Parent and child classes in Java - Time & Space Complexity

When working with parent and child classes, it's important to understand how the program runs as the input grows.

We want to know how the time needed changes when we create or use many objects from these classes.

Analyze the time complexity of the following code snippet.

class Parent {
    void greet() {
        System.out.println("Hello from Parent");
    }
}

class Child extends Parent {
    void greet() {
        System.out.println("Hello from Child");
    }
}

public class Main {
    public static void main(String[] args) {
        Parent[] arr = new Parent[1000];
        for (int i = 0; i < arr.length; i++) {
            arr[i] = new Child();
            arr[i].greet();
        }
    }
}
    

This code creates an array of child objects and calls a method on each one.

Identify the loops, recursion, array traversals that repeat.

• Primary operation: The for-loop that creates and calls greet() on each object.
• How many times: It runs once for each element in the array, so 1000 times in this example.

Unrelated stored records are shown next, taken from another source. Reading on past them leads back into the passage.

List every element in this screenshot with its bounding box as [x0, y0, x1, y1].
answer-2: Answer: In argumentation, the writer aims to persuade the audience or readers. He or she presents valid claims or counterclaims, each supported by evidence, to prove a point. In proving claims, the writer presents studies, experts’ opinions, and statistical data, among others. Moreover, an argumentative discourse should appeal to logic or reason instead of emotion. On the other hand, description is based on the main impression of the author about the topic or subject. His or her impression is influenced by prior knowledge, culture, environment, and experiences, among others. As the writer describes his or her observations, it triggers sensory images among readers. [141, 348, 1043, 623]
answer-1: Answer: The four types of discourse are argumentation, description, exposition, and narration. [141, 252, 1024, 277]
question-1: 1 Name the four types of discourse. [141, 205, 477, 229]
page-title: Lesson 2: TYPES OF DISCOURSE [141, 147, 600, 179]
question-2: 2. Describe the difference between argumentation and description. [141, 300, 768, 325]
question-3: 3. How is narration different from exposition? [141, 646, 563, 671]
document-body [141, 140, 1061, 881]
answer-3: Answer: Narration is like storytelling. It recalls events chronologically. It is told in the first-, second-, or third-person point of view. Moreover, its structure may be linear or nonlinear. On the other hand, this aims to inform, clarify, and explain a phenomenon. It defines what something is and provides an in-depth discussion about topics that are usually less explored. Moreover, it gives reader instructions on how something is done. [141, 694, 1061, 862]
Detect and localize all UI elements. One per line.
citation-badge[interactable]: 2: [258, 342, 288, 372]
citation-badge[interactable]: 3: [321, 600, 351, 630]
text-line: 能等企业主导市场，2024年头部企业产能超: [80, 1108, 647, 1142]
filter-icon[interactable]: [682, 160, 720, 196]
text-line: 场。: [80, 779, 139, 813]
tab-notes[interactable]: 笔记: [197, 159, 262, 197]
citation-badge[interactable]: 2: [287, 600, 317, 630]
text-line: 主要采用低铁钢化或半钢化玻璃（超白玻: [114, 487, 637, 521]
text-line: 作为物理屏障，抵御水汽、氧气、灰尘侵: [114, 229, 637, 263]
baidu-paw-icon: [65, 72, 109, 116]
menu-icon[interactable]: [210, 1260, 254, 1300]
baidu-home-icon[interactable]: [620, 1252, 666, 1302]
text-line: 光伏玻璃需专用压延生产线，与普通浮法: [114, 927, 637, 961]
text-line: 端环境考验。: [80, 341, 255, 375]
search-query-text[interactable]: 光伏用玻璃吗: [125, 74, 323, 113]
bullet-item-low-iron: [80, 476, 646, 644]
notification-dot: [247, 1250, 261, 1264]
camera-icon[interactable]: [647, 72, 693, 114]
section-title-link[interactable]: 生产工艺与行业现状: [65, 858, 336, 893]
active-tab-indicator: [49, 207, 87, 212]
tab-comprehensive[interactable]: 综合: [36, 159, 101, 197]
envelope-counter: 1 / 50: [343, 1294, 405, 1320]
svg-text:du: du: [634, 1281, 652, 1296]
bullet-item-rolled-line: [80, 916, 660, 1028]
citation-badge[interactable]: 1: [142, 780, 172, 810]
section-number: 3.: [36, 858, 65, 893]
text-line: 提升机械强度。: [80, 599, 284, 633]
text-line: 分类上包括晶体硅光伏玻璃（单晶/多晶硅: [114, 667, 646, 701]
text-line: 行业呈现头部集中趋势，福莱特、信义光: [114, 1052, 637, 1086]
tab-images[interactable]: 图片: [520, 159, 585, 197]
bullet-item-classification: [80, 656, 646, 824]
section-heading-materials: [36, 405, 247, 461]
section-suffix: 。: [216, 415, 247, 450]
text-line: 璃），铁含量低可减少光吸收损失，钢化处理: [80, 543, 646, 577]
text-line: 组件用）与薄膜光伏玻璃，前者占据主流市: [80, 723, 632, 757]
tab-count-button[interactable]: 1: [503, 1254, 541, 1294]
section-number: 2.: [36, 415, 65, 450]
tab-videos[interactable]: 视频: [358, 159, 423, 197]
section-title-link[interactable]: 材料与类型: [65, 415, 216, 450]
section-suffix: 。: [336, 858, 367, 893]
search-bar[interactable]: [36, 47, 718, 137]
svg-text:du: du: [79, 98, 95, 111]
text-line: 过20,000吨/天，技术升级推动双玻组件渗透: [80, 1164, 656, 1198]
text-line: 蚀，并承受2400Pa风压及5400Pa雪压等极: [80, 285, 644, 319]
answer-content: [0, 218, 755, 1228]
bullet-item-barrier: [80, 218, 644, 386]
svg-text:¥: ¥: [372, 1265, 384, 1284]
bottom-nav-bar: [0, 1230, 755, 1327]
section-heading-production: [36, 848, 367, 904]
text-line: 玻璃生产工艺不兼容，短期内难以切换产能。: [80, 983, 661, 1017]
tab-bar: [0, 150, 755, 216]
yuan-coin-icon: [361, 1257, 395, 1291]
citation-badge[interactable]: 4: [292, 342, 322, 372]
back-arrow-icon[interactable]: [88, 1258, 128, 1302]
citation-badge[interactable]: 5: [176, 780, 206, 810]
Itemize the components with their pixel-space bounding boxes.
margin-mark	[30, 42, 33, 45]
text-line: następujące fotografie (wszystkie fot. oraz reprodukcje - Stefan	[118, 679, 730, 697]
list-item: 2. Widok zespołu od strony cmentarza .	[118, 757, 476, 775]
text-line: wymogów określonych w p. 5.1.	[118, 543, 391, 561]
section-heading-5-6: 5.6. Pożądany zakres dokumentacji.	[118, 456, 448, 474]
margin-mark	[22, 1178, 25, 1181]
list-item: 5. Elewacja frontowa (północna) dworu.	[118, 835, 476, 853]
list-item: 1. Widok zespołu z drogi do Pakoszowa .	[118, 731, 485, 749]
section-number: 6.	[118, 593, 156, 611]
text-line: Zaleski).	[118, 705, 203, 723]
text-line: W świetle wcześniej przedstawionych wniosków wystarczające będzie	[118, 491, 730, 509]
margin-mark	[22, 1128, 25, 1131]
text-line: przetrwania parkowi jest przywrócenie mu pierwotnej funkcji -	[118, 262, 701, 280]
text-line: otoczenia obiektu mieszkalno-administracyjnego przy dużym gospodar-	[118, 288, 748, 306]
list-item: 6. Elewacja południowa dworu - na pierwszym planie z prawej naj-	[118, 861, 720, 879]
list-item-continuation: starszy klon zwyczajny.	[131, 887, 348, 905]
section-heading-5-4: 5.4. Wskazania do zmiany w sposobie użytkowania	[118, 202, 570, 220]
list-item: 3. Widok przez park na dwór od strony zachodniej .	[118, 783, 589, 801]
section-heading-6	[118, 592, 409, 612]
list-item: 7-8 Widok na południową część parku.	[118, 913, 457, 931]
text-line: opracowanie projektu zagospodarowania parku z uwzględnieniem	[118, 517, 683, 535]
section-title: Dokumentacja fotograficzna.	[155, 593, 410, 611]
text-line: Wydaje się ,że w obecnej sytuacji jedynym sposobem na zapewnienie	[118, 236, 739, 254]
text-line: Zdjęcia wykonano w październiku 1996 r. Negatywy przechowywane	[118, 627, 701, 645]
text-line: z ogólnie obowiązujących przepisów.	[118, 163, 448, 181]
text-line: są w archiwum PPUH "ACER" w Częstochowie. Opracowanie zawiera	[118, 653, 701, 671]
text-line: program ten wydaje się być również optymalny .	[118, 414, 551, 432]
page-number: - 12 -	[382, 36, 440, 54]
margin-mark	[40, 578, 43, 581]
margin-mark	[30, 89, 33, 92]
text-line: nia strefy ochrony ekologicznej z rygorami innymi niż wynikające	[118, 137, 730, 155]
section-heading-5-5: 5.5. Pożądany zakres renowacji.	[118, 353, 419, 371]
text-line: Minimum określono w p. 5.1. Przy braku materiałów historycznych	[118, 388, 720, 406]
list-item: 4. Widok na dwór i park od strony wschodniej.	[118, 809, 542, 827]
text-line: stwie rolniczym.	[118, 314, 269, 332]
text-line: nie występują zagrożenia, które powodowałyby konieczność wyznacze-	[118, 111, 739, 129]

Each time we add more objects, the loop runs more times, doing more work.

Input Size (n)	Approx. Operations
10	10 creations and 10 greet calls
100	100 creations and 100 greet calls
1000	1000 creations and 1000 greet calls

Pattern observation: The work grows directly with the number of objects; doubling objects doubles the work.

Time Complexity: O(n)

This means the time needed grows in a straight line with the number of objects created and used.

[X] Wrong: "Since greet() is overridden, it might take longer for each call as n grows."

[OK] Correct: Each greet() call takes the same small amount of time regardless of how many objects exist; the number of calls matters, not the override.

Understanding how loops over objects affect time helps you explain program speed clearly and confidently.

"What if we added a nested loop inside the main loop that also iterates over the array? How would the time complexity change?"